Since the function is defined piecewise, we'll have to compute the values on both sides of \(x_0\) using each definition of the function. For \(x \leq x_0\), the function is defined as \(f(x) = x^2\). Thus, at \(x_0\), we have: \(f(x_0^-) = x_0^2\) For \(x > x_0\), the function is defined as \(f(x) = ax + b\). Thus, at \(x_0\), we have: \(f(x_0^+) = ax_0 + b\)

Apply the condition for continuity

For the function to be continuous at \(x_0\), we must have \(f(x_0^-) = f(x_0^+)\). From Step 1: \(x_0^2 = ax_0 + b\)

Find the derivative of the function on both sides of \(x_0\)

Now, let's find the derivative of the function on both sides of \(x_0\). For \(x \leq x_0\), taking the derivative of \(x^2\) with respect to \(x\) gives: \(f'(x) = 2x\) At \(x_0\), we have: \(f'(x_0^-) = 2x_0\) For \(x > x_0\), taking the derivative of \(ax + b\) with respect to \(x\) gives: \(f'(x) = a\) At \(x_0\), we have: \(f'(x_0^+) = a\)

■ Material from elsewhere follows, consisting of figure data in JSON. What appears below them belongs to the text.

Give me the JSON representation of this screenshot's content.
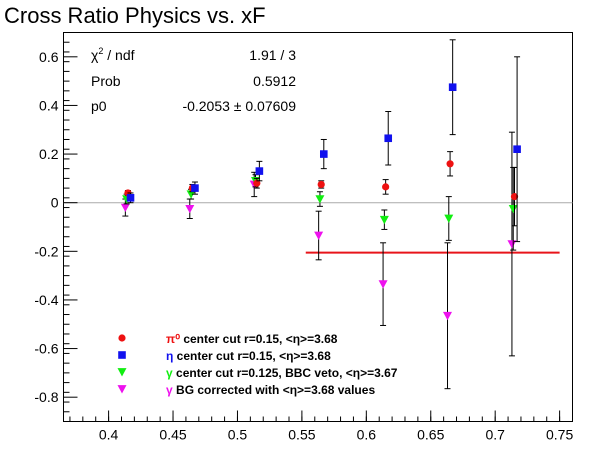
{
  "chart_data": {
    "type": "scatter",
    "title": "Cross Ratio Physics vs. xF",
    "xlabel": "",
    "ylabel": "",
    "xlim": [
      0.365,
      0.76
    ],
    "ylim": [
      -0.9,
      0.7
    ],
    "xticks": [
      0.4,
      0.45,
      0.5,
      0.55,
      0.6,
      0.65,
      0.7,
      0.75
    ],
    "xtick_labels": [
      "0.4",
      "0.45",
      "0.5",
      "0.55",
      "0.6",
      "0.65",
      "0.7",
      "0.75"
    ],
    "yticks": [
      0.6,
      0.4,
      0.2,
      0,
      -0.2,
      -0.4,
      -0.6,
      -0.8
    ],
    "ytick_labels": [
      "0.6",
      "0.4",
      "0.2",
      "0",
      "-0.2",
      "-0.4",
      "-0.6",
      "-0.8"
    ],
    "grid": false,
    "legend_position": "bottom-left",
    "zero_line": 0,
    "stats_box": {
      "rows": [
        {
          "label": "χ² / ndf",
          "value": "1.91 / 3"
        },
        {
          "label": "Prob",
          "value": "0.5912"
        },
        {
          "label": "p0",
          "value": "-0.2053 ± 0.07609"
        }
      ]
    },
    "fit_line": {
      "y": -0.2053,
      "x_range": [
        0.553,
        0.75
      ],
      "color": "#e8141a"
    },
    "series": [
      {
        "name": "π⁰ center cut r=0.15, <η>=3.68",
        "legend_symbol": "π⁰",
        "legend_text": " center cut r=0.15, <η>=3.68",
        "marker": "circle",
        "color": "#ee1111",
        "points": [
          {
            "x": 0.415,
            "y": 0.04,
            "err": 0.01
          },
          {
            "x": 0.465,
            "y": 0.06,
            "err": 0.015
          },
          {
            "x": 0.515,
            "y": 0.08,
            "err": 0.02
          },
          {
            "x": 0.565,
            "y": 0.075,
            "err": 0.015
          },
          {
            "x": 0.615,
            "y": 0.065,
            "err": 0.03
          },
          {
            "x": 0.665,
            "y": 0.16,
            "err": 0.05
          },
          {
            "x": 0.715,
            "y": 0.025,
            "err": 0.12
          }
        ]
      },
      {
        "name": "η center cut r=0.15, <η>=3.68",
        "legend_symbol": "η",
        "legend_text": " center cut r=0.15, <η>=3.68",
        "marker": "square",
        "color": "#1111ee",
        "points": [
          {
            "x": 0.417,
            "y": 0.02,
            "err": 0.02
          },
          {
            "x": 0.467,
            "y": 0.06,
            "err": 0.025
          },
          {
            "x": 0.517,
            "y": 0.13,
            "err": 0.04
          },
          {
            "x": 0.567,
            "y": 0.2,
            "err": 0.06
          },
          {
            "x": 0.617,
            "y": 0.265,
            "err": 0.11
          },
          {
            "x": 0.667,
            "y": 0.475,
            "err": 0.195
          },
          {
            "x": 0.717,
            "y": 0.22,
            "err": 0.38
          }
        ]
      },
      {
        "name": "γ center cut r=0.125, BBC veto, <η>=3.67",
        "legend_symbol": "γ",
        "legend_text": " center cut r=0.125, BBC veto, <η>=3.67",
        "marker": "triangle-down",
        "color": "#11ee11",
        "points": [
          {
            "x": 0.414,
            "y": 0.015,
            "err": 0.02
          },
          {
            "x": 0.464,
            "y": 0.035,
            "err": 0.02
          },
          {
            "x": 0.514,
            "y": 0.09,
            "err": 0.025
          },
          {
            "x": 0.564,
            "y": 0.015,
            "err": 0.03
          },
          {
            "x": 0.614,
            "y": -0.07,
            "err": 0.04
          },
          {
            "x": 0.664,
            "y": -0.065,
            "err": 0.09
          },
          {
            "x": 0.714,
            "y": -0.025,
            "err": 0.17
          }
        ]
      },
      {
        "name": "γ BG corrected with <η>=3.68 values",
        "legend_symbol": "γ",
        "legend_text": " BG corrected with <η>=3.68 values",
        "marker": "triangle-down",
        "color": "#ee11ee",
        "points": [
          {
            "x": 0.413,
            "y": -0.02,
            "err": 0.035
          },
          {
            "x": 0.463,
            "y": -0.025,
            "err": 0.04
          },
          {
            "x": 0.513,
            "y": 0.075,
            "err": 0.05
          },
          {
            "x": 0.563,
            "y": -0.135,
            "err": 0.1
          },
          {
            "x": 0.613,
            "y": -0.335,
            "err": 0.17
          },
          {
            "x": 0.663,
            "y": -0.465,
            "err": 0.3
          },
          {
            "x": 0.713,
            "y": -0.17,
            "err": 0.46
          }
        ]
      }
    ]
  }
}
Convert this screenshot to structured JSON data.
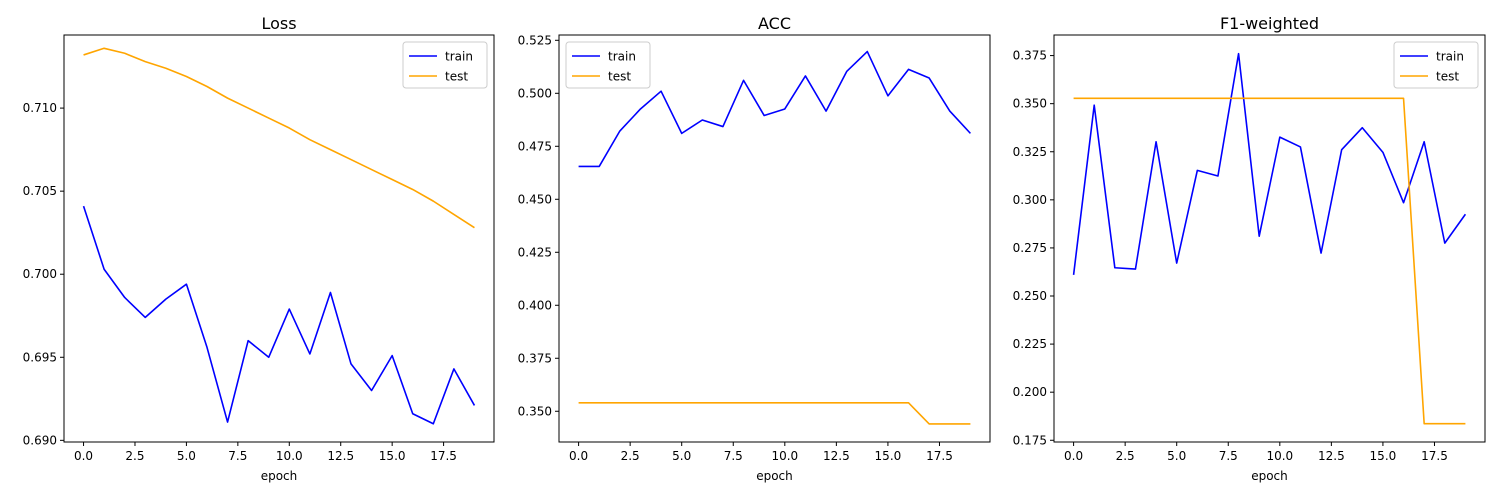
{
  "figure": {
    "background": "#ffffff"
  },
  "chart_data": [
    {
      "type": "line",
      "title": "Loss",
      "xlabel": "epoch",
      "ylabel": "",
      "x": [
        0,
        1,
        2,
        3,
        4,
        5,
        6,
        7,
        8,
        9,
        10,
        11,
        12,
        13,
        14,
        15,
        16,
        17,
        18,
        19
      ],
      "xlim": [
        -0.95,
        19.95
      ],
      "ylim": [
        0.6899,
        0.7144
      ],
      "xticks": [
        "0.0",
        "2.5",
        "5.0",
        "7.5",
        "10.0",
        "12.5",
        "15.0",
        "17.5"
      ],
      "xtick_values": [
        0,
        2.5,
        5,
        7.5,
        10,
        12.5,
        15,
        17.5
      ],
      "yticks": [
        "0.690",
        "0.695",
        "0.700",
        "0.705",
        "0.710"
      ],
      "ytick_values": [
        0.69,
        0.695,
        0.7,
        0.705,
        0.71
      ],
      "grid": false,
      "legend": "top-right",
      "series": [
        {
          "name": "train",
          "color": "#0000ff",
          "values": [
            0.7041,
            0.7003,
            0.6986,
            0.6974,
            0.6985,
            0.6994,
            0.6956,
            0.6911,
            0.696,
            0.695,
            0.6979,
            0.6952,
            0.6989,
            0.6946,
            0.693,
            0.6951,
            0.6916,
            0.691,
            0.6943,
            0.6921
          ]
        },
        {
          "name": "test",
          "color": "#ffa500",
          "values": [
            0.7132,
            0.7136,
            0.7133,
            0.7128,
            0.7124,
            0.7119,
            0.7113,
            0.7106,
            0.71,
            0.7094,
            0.7088,
            0.7081,
            0.7075,
            0.7069,
            0.7063,
            0.7057,
            0.7051,
            0.7044,
            0.7036,
            0.7028
          ]
        }
      ]
    },
    {
      "type": "line",
      "title": "ACC",
      "xlabel": "epoch",
      "ylabel": "",
      "x": [
        0,
        1,
        2,
        3,
        4,
        5,
        6,
        7,
        8,
        9,
        10,
        11,
        12,
        13,
        14,
        15,
        16,
        17,
        18,
        19
      ],
      "xlim": [
        -0.95,
        19.95
      ],
      "ylim": [
        0.3355,
        0.5275
      ],
      "xticks": [
        "0.0",
        "2.5",
        "5.0",
        "7.5",
        "10.0",
        "12.5",
        "15.0",
        "17.5"
      ],
      "xtick_values": [
        0,
        2.5,
        5,
        7.5,
        10,
        12.5,
        15,
        17.5
      ],
      "yticks": [
        "0.350",
        "0.375",
        "0.400",
        "0.425",
        "0.450",
        "0.475",
        "0.500",
        "0.525"
      ],
      "ytick_values": [
        0.35,
        0.375,
        0.4,
        0.425,
        0.45,
        0.475,
        0.5,
        0.525
      ],
      "grid": false,
      "legend": "top-left",
      "series": [
        {
          "name": "train",
          "color": "#0000ff",
          "values": [
            0.4655,
            0.4655,
            0.4822,
            0.4926,
            0.501,
            0.4811,
            0.4874,
            0.4843,
            0.5061,
            0.4895,
            0.4926,
            0.5082,
            0.4916,
            0.5103,
            0.5197,
            0.4988,
            0.5113,
            0.5072,
            0.4916,
            0.4811
          ]
        },
        {
          "name": "test",
          "color": "#ffa500",
          "values": [
            0.354,
            0.354,
            0.354,
            0.354,
            0.354,
            0.354,
            0.354,
            0.354,
            0.354,
            0.354,
            0.354,
            0.354,
            0.354,
            0.354,
            0.354,
            0.354,
            0.354,
            0.344,
            0.344,
            0.344
          ]
        }
      ]
    },
    {
      "type": "line",
      "title": "F1-weighted",
      "xlabel": "epoch",
      "ylabel": "",
      "x": [
        0,
        1,
        2,
        3,
        4,
        5,
        6,
        7,
        8,
        9,
        10,
        11,
        12,
        13,
        14,
        15,
        16,
        17,
        18,
        19
      ],
      "xlim": [
        -0.95,
        19.95
      ],
      "ylim": [
        0.1741,
        0.3857
      ],
      "xticks": [
        "0.0",
        "2.5",
        "5.0",
        "7.5",
        "10.0",
        "12.5",
        "15.0",
        "17.5"
      ],
      "xtick_values": [
        0,
        2.5,
        5,
        7.5,
        10,
        12.5,
        15,
        17.5
      ],
      "yticks": [
        "0.175",
        "0.200",
        "0.225",
        "0.250",
        "0.275",
        "0.300",
        "0.325",
        "0.350",
        "0.375"
      ],
      "ytick_values": [
        0.175,
        0.2,
        0.225,
        0.25,
        0.275,
        0.3,
        0.325,
        0.35,
        0.375
      ],
      "grid": false,
      "legend": "top-right",
      "series": [
        {
          "name": "train",
          "color": "#0000ff",
          "values": [
            0.261,
            0.3492,
            0.2647,
            0.264,
            0.3302,
            0.2671,
            0.3153,
            0.3124,
            0.376,
            0.2811,
            0.3326,
            0.3275,
            0.2723,
            0.3261,
            0.3375,
            0.3247,
            0.2985,
            0.3302,
            0.2775,
            0.2925
          ]
        },
        {
          "name": "test",
          "color": "#ffa500",
          "values": [
            0.3528,
            0.3528,
            0.3528,
            0.3528,
            0.3528,
            0.3528,
            0.3528,
            0.3528,
            0.3528,
            0.3528,
            0.3528,
            0.3528,
            0.3528,
            0.3528,
            0.3528,
            0.3528,
            0.3528,
            0.1836,
            0.1836,
            0.1836
          ]
        }
      ]
    }
  ]
}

Apply the condition for differentiability

For the function to be differentiable at \(x_0\), we must have \(f'(x_0^-) = f'(x_0^+)\). From Step 3: \(2x_0 = a\)

Solve the system of equations for \(a\) and \(b\)

Now we have two equations for \(a\) and \(b\): (1) \(x_0^2 = ax_0 + b\) (2) \(2x_0 = a\) Substituting (2) into (1) gives: \(x_0^2 = (2x_0)x_0 + b \Rightarrow b = -x_0^2\) So, the coefficients are \(a = 2x_0\) and \(b = -x_0^2\). Comparing with the given options, we find that Option (B) matches the solution we found: \[ a = 2x_0, \quad b = -x_0^2 \]